As always, Ben’s note is sharp and on the surface feels like the right read of the situation. For someone skilled and informed below the surface, I’m sure there’s a lot more moving parts but taking it at face value its contents concern me. Greatly.
I just think it’s time to get serious and see that the long 10 year Trump-induced road the country is been on might be approaching a real stop. And for a while. And posts like this reinforce that.
My strong belief is that if the Republicans come anywhere close to losing the House because of Democratic Representatives from newly gerrymandered districts, Trump will declare those new Democratic members-elect in the 2026 midterms to be ‘illegitimate’ because of an ‘illegal’ state process (like abandoning the fig leaf of an independent electoral districting commission). And while the federal government has next to no Constitutional role in certifying Congressional elections or members-elect, I think there’s a pretty straightforward way that Trump could orchestrate a contested seating of the 120th Congress and force it to a Supreme Court decision.
The Constitution requires members-elect to take an oath of allegiance to the Constitution before they can assume office, but is silent on how or by whom that oath is administered. Federal law says that oath can only be administered to members-elect by the (new) Speaker of the House, but in the scenario I’m imagining both the Democratic caucus and the Republican caucus would take steps to elect a Speaker of the House for the 120th Congress, and neither caucus would recognize the other Speaker-elect as legitimate. We know who the White House would recognize! I know this scenario sounds crazy, but this is a pretty well-known rabbit hole that came up in the 118th Congress when the Republican caucus took several days to elect a Speaker and no one had actually taken their oath, and it’s certainly no less crazy than Trump’s Jan 6th premise that Mike Pence as presiding officer of the Electoral College could reject entire slates of electors on suspicion of ‘illegitimacy’.

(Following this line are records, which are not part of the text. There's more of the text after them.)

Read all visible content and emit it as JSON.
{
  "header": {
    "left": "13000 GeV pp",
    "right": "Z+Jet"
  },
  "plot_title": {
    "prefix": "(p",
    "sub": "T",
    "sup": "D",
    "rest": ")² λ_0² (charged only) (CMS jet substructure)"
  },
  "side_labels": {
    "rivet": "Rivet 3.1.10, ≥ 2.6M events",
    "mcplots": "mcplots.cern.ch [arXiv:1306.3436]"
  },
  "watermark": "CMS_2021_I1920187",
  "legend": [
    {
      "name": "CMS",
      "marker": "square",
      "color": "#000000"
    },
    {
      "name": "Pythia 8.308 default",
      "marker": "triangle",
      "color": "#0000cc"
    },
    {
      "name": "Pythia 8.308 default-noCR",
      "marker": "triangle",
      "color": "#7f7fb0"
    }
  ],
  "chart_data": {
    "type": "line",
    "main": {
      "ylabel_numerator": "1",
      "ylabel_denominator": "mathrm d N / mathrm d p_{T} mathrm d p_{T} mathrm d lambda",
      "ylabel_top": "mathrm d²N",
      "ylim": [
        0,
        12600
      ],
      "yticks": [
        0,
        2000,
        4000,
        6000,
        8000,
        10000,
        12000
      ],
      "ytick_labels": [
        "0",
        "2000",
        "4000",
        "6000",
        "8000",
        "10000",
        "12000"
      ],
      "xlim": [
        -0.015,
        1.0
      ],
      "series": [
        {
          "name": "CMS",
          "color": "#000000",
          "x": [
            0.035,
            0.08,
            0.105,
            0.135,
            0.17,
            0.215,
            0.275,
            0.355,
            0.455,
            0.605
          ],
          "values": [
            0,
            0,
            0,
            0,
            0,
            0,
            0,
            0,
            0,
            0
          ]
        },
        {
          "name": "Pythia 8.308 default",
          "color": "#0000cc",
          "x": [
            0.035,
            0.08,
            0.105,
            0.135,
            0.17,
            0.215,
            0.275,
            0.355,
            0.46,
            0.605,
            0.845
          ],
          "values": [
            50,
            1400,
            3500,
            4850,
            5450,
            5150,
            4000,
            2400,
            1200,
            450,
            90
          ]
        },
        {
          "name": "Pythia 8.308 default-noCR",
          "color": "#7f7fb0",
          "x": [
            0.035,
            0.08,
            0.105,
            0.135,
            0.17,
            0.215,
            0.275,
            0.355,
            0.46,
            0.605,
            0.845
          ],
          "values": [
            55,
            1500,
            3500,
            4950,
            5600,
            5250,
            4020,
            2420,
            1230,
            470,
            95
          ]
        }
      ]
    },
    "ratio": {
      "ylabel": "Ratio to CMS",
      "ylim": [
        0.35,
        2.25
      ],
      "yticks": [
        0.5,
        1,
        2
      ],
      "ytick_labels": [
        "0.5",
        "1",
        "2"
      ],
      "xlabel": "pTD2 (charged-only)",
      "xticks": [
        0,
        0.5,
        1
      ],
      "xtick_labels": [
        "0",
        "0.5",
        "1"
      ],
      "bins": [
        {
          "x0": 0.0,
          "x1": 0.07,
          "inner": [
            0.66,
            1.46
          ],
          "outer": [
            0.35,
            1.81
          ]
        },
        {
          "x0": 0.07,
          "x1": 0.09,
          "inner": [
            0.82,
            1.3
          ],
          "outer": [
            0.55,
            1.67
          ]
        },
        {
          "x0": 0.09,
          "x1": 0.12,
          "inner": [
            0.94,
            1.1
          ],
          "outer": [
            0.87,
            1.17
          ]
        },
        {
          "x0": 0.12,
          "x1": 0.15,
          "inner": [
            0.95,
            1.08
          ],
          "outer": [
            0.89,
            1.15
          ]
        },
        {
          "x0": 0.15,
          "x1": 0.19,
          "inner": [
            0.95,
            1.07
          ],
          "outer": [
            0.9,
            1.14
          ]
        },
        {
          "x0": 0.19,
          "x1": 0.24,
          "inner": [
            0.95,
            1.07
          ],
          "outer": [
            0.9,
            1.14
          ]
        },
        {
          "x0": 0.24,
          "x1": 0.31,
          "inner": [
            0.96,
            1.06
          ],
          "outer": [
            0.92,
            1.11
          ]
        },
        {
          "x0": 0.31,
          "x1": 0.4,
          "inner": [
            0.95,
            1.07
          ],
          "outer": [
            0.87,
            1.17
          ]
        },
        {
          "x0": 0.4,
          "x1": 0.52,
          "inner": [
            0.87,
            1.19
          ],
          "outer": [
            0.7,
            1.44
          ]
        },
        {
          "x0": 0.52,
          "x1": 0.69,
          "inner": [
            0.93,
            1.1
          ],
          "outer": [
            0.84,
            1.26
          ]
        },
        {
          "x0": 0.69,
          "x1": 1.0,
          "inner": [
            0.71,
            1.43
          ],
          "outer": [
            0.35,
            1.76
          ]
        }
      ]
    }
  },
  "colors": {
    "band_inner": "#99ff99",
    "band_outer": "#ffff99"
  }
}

Yes, the Supreme Court would eventually weigh in here, and I think they’d rule that a) the federal law requiring an oath administered by the Speaker of the House does not apply if it runs afoul of the Constitution, which in addition to requiring an oath also sets a date certain for the new Congress to take office, b) that if the law doesn’t apply than anyone – like a local notary, even – can administer the oath, and c) since the federal government has no say – none! – over state certification of Congressional members-elect, then the Democrats in this scenario would have the legitimate claim to a majority caucus and control of the House. But honestly, who knows how they’d rule!

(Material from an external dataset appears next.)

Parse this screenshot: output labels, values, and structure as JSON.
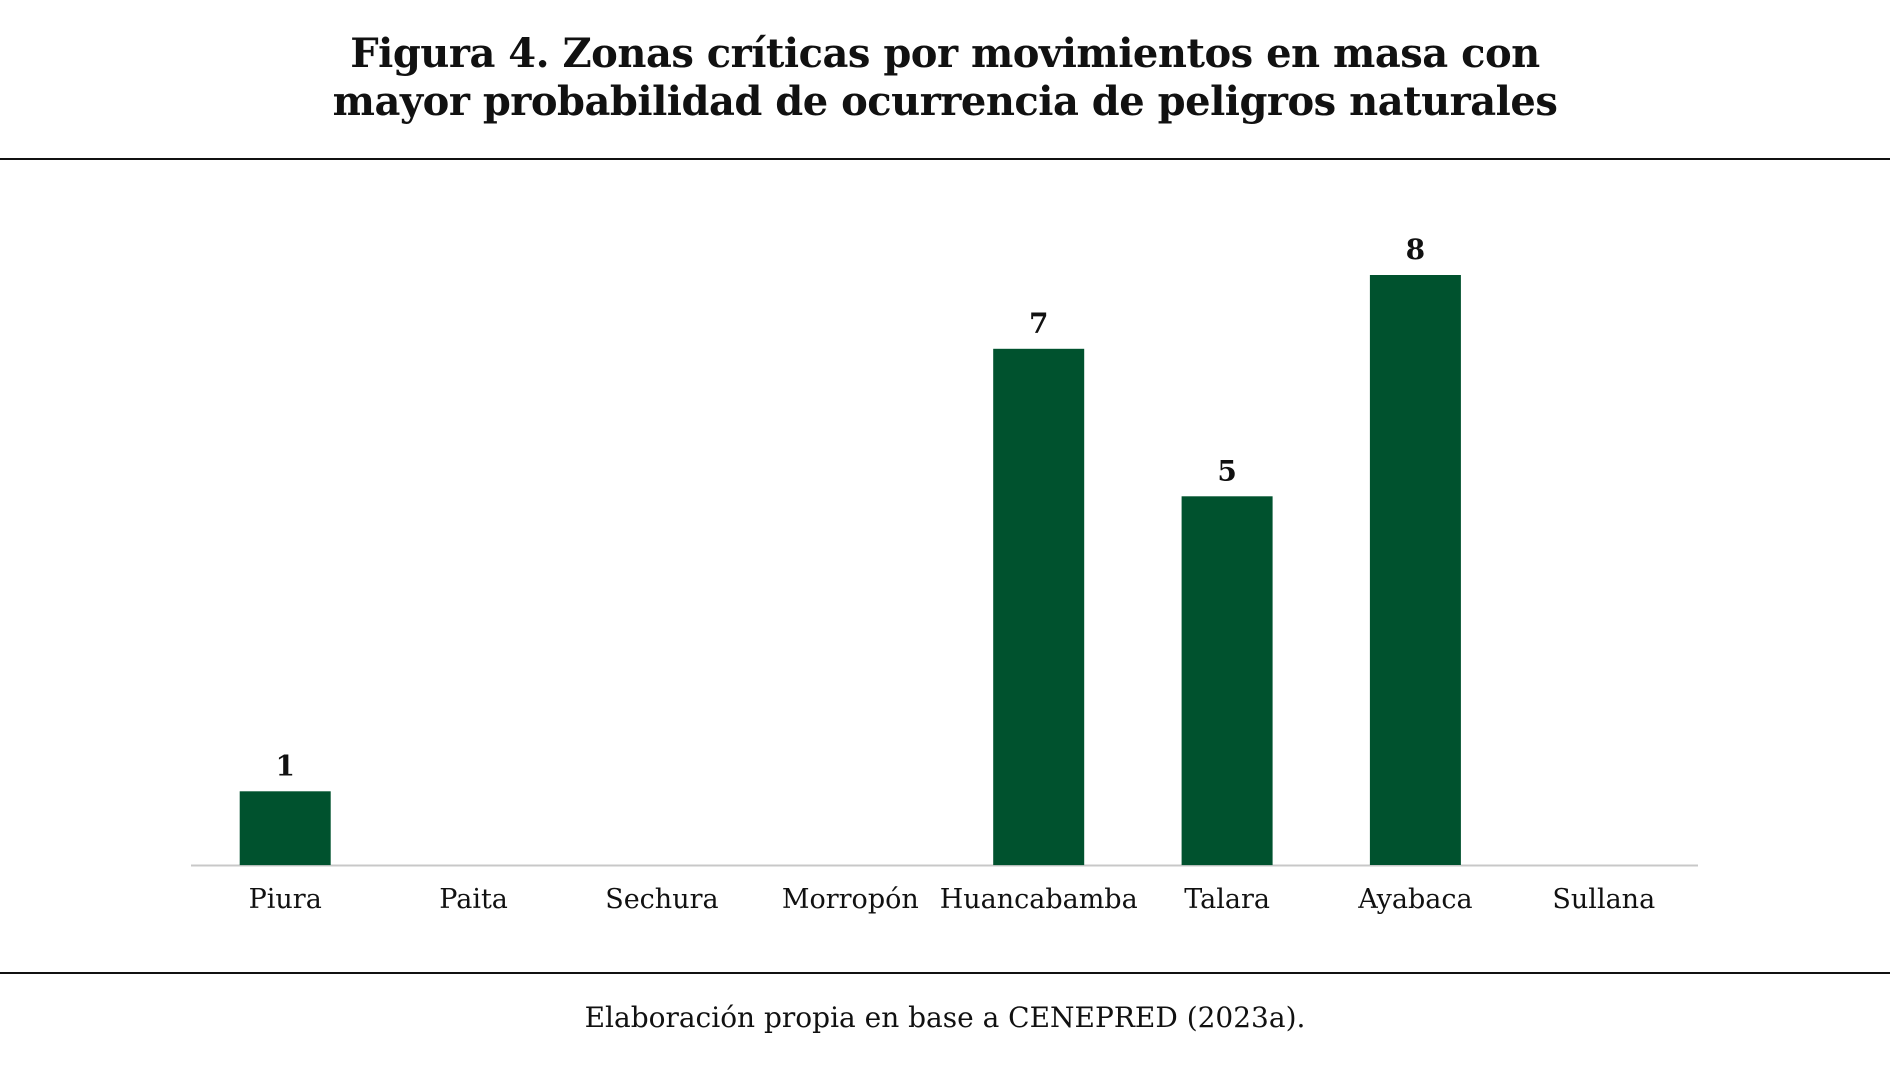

More to the point, the Supreme Court can’t rule on this until it actually happens, so there would be a period of time in January 2027 where we would not have a 120th Congress at all. More crucially still, no matter how the Supreme Court ruled, broad swaths of the American electorate and one of the two most powerful executives in the country (the US President and the governor of California) would have very publicly rejected the legitimacy of the 120th Congress. At a minimum every state would take immediate action to disenfranchise its minority party voters to the nth possible degree in advance of the 2028 election, but I don’t think there’s any possible way that we’d even get to the 2028 election. Federalized National Guard units would already be deployed into major blue state cities as part of the federal crime bill that’s going to be enacted this fall, and do you think Trump would hesitate for one second to invoke the Insurrection Act? I don’t.